Do you ever wonder what makes you, well you? Do you ever wonder if you are unique or even what makes you unique? I don’t know that I have ever specially wondered these questions about myself but have often wondered about variations on these themes. Am I special? If so, why? As I get older, I am starting to see things differently. I am starting to realize that I am unique and that my uniqueness should be celebrated, and I want others to learn that being unique is not only ok, it is important.
So, what makes me unique or makes me different from others? How can I embrace these qualities once I know what they are? Are there things about me that may seem negative, but when looked at differently, are actually positives?
One of the things that makes me, well, me are all the things that I love, all the things that I am passionate about! My love of creativity, my love of holistic health, my love of nature, my love of mindfulness, my love of learning. I guess, one of the negative things about this is that I have so many passions that I find it difficult to focus on one thing. While I hate that I don’t specialize or while I can’t say that I am proficient in any one area, I like that I have a lot of interests. I do wish however, that I would find one area that I could get proficient in and then work on other areas of proficiency.
I get bored easily so the thought of only having one hobby bothers me. I like having different option to help keep me excited, but also different hobbies that I can do depending on where and when. I really want to make a go of making jewelry, especially earrings. Actually, it was the thought of making earrings that inspired this post. I was thinking about my niece and how when she was going through chemo and had lost her hair, wearing lipstick helped her to feel pretty and girly. As a female who has had extremely short hair, wearing earrings has made me feel much more feminine, which I really liked. I grew up being told that women wear earrings and a necklace every day. While I’m sure that somewhat play a role in how I see earrings, I didn’t always feel that way. It’s really only recently that I started to feel naked without my earrings so the thought of creating earrings for a living is pretty exciting.

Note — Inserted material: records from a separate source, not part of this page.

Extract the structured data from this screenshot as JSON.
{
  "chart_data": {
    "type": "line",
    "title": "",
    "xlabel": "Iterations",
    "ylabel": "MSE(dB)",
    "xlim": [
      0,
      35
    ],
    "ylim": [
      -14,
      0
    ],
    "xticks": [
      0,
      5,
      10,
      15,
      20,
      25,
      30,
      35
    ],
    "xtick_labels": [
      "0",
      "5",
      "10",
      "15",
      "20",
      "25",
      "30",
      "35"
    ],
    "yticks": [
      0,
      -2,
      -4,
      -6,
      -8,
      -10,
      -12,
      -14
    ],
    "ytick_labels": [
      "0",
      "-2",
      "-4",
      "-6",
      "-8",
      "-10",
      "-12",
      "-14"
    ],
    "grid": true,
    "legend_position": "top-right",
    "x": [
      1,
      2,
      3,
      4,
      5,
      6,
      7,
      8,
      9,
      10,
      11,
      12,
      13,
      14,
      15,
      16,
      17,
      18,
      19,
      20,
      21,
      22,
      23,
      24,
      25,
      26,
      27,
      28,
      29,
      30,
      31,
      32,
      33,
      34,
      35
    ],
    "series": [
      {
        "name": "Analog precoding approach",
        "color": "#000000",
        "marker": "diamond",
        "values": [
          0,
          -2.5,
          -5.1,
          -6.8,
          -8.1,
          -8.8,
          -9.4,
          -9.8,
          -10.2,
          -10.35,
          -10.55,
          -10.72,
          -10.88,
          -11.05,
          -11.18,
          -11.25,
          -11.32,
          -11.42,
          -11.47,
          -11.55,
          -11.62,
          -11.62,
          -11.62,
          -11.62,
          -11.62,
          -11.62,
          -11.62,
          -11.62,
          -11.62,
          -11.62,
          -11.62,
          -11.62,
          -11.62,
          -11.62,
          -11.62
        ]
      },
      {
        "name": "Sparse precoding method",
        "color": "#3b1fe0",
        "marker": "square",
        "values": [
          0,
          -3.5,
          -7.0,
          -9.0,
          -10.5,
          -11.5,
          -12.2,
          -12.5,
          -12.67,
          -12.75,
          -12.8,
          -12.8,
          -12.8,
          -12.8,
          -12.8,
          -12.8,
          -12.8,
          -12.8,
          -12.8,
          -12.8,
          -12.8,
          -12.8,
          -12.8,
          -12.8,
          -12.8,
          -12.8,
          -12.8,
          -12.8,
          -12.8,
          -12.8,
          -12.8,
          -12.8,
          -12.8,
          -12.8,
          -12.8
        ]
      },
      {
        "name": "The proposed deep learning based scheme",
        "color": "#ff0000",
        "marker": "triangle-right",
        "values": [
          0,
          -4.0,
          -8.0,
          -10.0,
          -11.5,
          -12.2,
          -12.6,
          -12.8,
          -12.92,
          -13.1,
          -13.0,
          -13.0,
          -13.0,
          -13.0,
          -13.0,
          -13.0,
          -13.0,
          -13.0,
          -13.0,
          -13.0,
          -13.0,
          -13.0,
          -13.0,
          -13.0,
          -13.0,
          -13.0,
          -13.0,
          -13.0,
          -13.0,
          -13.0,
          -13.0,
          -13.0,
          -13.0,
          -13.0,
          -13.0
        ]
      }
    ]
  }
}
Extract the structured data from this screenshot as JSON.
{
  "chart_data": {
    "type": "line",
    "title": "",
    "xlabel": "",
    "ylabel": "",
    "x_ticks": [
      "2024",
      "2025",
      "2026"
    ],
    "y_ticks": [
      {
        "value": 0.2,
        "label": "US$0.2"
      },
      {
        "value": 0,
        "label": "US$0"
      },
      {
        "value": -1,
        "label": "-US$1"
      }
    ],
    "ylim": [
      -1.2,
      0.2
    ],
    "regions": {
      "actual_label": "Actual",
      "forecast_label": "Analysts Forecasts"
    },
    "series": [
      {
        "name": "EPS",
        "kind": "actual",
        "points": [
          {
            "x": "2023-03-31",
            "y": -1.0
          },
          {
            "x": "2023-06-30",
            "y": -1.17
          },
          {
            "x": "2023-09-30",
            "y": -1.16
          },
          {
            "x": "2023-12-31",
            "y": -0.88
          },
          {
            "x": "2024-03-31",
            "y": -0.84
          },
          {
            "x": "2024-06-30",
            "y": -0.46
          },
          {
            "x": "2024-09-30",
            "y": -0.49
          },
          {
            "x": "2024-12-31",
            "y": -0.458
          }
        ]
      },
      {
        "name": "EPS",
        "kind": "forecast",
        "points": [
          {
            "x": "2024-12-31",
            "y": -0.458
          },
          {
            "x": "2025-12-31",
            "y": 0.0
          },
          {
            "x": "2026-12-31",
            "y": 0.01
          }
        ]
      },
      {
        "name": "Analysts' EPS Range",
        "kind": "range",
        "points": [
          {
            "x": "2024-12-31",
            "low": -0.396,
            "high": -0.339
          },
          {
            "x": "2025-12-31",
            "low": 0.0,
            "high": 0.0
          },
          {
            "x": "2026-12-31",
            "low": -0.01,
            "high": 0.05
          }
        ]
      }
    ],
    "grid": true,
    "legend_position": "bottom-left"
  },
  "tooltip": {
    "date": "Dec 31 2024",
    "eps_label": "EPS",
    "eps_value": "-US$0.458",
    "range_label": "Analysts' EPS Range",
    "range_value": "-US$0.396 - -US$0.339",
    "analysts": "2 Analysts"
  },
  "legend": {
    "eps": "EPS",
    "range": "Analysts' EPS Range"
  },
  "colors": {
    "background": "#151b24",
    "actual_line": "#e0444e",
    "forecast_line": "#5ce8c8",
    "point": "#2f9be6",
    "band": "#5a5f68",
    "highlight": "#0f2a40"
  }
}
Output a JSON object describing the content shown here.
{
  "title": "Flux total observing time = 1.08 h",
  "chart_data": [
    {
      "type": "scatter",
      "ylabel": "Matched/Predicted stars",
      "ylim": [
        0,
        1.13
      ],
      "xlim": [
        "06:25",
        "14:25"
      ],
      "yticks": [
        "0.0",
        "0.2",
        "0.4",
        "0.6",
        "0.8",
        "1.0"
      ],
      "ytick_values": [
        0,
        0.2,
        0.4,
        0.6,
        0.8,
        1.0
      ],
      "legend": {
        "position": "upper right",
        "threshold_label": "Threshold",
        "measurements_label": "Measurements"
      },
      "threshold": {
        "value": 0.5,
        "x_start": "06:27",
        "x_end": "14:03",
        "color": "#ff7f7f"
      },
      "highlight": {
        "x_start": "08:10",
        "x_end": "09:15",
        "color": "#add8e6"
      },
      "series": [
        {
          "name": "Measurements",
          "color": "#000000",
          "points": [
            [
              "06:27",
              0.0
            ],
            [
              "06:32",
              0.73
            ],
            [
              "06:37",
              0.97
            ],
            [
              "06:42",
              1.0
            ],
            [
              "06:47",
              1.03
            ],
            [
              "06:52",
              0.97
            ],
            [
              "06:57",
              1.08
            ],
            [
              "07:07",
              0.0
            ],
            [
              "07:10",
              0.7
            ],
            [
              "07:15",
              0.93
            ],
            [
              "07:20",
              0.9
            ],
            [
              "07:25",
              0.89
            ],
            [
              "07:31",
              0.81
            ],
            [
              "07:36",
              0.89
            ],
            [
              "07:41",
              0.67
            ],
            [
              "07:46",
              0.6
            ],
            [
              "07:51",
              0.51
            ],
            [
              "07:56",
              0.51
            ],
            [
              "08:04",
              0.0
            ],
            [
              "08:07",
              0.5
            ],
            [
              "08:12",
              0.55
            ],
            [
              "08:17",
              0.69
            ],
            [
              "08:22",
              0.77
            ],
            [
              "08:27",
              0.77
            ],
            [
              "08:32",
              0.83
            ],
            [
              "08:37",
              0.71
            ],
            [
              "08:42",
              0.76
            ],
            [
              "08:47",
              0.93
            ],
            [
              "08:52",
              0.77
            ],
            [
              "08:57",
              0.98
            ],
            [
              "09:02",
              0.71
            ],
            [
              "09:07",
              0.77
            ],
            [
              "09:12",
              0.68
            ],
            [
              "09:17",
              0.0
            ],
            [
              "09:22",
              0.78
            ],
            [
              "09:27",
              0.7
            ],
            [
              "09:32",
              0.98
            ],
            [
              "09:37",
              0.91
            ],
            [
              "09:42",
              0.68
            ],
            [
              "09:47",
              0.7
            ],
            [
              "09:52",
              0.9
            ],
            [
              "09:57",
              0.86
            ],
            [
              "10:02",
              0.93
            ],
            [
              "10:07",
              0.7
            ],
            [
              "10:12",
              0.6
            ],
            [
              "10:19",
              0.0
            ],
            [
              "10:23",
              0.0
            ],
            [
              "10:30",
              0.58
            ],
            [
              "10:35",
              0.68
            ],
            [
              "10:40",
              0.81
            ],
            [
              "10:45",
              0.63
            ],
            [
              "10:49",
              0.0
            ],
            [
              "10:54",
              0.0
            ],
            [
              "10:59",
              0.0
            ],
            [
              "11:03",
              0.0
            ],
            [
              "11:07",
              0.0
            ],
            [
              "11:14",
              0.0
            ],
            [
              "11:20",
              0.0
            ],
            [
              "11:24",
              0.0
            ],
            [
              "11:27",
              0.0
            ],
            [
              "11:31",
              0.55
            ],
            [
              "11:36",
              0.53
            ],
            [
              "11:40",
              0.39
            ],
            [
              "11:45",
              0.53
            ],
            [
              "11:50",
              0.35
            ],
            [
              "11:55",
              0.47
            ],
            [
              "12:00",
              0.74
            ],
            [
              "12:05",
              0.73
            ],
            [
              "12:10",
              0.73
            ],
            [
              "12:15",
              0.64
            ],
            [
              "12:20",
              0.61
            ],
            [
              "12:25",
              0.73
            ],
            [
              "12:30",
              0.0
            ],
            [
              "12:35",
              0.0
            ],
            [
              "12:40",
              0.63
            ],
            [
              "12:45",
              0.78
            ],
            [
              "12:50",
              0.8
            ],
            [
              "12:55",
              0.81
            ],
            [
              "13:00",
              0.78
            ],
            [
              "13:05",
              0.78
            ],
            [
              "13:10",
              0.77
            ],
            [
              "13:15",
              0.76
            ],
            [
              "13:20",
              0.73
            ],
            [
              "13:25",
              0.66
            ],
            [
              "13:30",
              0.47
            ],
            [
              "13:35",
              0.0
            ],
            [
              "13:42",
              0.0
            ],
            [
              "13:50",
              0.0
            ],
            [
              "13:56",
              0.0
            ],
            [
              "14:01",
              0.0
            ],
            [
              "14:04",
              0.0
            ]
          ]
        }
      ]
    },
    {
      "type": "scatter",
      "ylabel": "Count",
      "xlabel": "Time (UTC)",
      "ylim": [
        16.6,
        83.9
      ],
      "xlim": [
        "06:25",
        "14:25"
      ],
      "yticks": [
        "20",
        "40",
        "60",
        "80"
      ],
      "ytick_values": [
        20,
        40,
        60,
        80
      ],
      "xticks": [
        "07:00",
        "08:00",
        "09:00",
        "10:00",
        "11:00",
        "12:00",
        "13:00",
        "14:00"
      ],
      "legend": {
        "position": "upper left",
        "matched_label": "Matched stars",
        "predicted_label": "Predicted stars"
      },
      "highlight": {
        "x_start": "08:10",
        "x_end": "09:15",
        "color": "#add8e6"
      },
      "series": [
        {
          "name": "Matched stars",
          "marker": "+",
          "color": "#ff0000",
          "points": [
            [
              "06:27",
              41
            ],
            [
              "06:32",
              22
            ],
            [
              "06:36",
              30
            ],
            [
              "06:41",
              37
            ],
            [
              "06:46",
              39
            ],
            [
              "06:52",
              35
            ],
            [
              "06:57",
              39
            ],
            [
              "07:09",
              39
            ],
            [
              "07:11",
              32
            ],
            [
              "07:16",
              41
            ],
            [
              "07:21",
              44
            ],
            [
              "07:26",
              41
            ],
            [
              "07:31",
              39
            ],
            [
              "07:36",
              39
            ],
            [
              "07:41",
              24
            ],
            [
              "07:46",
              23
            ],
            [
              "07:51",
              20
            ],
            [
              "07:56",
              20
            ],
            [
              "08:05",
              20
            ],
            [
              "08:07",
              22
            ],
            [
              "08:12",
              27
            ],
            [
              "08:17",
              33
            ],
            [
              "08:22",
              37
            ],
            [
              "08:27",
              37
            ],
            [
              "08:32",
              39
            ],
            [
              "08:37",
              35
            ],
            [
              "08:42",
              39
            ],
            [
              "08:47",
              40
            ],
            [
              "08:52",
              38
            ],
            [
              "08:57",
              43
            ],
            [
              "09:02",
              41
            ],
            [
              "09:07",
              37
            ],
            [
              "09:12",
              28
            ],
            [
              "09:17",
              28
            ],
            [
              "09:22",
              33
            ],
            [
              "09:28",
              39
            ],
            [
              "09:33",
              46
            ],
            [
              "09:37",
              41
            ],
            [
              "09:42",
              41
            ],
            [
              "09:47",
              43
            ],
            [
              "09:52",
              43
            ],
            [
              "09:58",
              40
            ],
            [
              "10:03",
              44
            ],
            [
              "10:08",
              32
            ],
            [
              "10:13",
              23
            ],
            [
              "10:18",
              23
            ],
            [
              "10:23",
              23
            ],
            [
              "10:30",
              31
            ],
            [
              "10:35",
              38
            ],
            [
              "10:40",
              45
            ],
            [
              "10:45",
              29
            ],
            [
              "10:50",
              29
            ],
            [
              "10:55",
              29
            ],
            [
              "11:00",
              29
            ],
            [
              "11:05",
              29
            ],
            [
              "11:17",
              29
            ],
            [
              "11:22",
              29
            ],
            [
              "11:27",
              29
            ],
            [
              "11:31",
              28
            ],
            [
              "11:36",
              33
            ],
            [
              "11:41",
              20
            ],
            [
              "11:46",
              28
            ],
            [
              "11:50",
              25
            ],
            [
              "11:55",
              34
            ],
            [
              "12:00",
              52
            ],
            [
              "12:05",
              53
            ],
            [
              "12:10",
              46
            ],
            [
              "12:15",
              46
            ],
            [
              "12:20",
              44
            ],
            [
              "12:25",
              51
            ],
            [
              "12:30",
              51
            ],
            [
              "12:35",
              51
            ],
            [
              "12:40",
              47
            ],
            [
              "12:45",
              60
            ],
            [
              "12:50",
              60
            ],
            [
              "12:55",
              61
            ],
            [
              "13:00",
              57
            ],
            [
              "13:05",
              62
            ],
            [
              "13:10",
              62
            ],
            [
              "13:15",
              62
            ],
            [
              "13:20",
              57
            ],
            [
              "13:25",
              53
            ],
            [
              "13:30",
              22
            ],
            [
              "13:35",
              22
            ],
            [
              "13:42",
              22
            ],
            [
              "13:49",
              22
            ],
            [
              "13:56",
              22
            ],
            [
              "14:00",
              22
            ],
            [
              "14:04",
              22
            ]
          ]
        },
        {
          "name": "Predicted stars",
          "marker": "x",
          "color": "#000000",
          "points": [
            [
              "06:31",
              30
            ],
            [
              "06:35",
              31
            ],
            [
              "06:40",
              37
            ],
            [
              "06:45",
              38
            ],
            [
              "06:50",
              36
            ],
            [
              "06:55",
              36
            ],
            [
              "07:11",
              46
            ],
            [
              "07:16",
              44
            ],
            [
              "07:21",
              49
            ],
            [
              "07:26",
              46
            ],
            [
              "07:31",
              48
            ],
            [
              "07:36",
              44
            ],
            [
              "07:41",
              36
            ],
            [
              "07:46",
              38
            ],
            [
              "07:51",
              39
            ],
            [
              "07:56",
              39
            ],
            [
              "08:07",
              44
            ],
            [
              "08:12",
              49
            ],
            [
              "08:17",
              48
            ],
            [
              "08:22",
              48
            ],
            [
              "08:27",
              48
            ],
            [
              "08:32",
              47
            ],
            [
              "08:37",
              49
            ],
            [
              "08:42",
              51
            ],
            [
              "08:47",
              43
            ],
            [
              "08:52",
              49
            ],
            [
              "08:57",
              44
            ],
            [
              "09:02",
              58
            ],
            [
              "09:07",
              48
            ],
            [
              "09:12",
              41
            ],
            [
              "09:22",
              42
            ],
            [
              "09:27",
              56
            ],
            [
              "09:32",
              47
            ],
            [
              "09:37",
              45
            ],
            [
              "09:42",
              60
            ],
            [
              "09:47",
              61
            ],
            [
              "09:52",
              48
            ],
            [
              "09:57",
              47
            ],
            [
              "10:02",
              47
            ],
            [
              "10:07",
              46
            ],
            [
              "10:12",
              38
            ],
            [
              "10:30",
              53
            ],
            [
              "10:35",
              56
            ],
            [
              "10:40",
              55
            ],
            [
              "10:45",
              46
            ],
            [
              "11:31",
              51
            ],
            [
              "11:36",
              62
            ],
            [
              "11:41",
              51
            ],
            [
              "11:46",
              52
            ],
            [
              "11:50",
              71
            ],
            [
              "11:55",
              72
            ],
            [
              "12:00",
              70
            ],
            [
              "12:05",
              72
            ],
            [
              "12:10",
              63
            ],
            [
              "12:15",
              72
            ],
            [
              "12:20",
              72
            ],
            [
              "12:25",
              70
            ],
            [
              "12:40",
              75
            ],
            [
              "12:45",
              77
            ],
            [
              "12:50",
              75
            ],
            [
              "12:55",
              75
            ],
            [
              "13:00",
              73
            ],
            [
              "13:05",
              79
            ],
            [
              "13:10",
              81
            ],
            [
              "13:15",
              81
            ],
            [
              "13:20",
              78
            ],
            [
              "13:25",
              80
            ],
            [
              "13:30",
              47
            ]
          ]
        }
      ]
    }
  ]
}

As much as I love my other passions, what really make me who I am is my love of creativity. The other things that I think I am passionate about don’t seem to be as strong of a pull. I love them and they are part of me, but I don’t think I could give up being creative as easily as I could give up my other interests. I love being creative and wish I could do it more. I guess I do know who I am and what makes me unique. I guess sometimes, I don’t feel all that unique.
What make you who you are? Do you feel unique or do you feel like everyone else? Do you like being unique or do you wish you were more “normal” (which is really just a setting on the washing machine, nothing else)? BE YOU!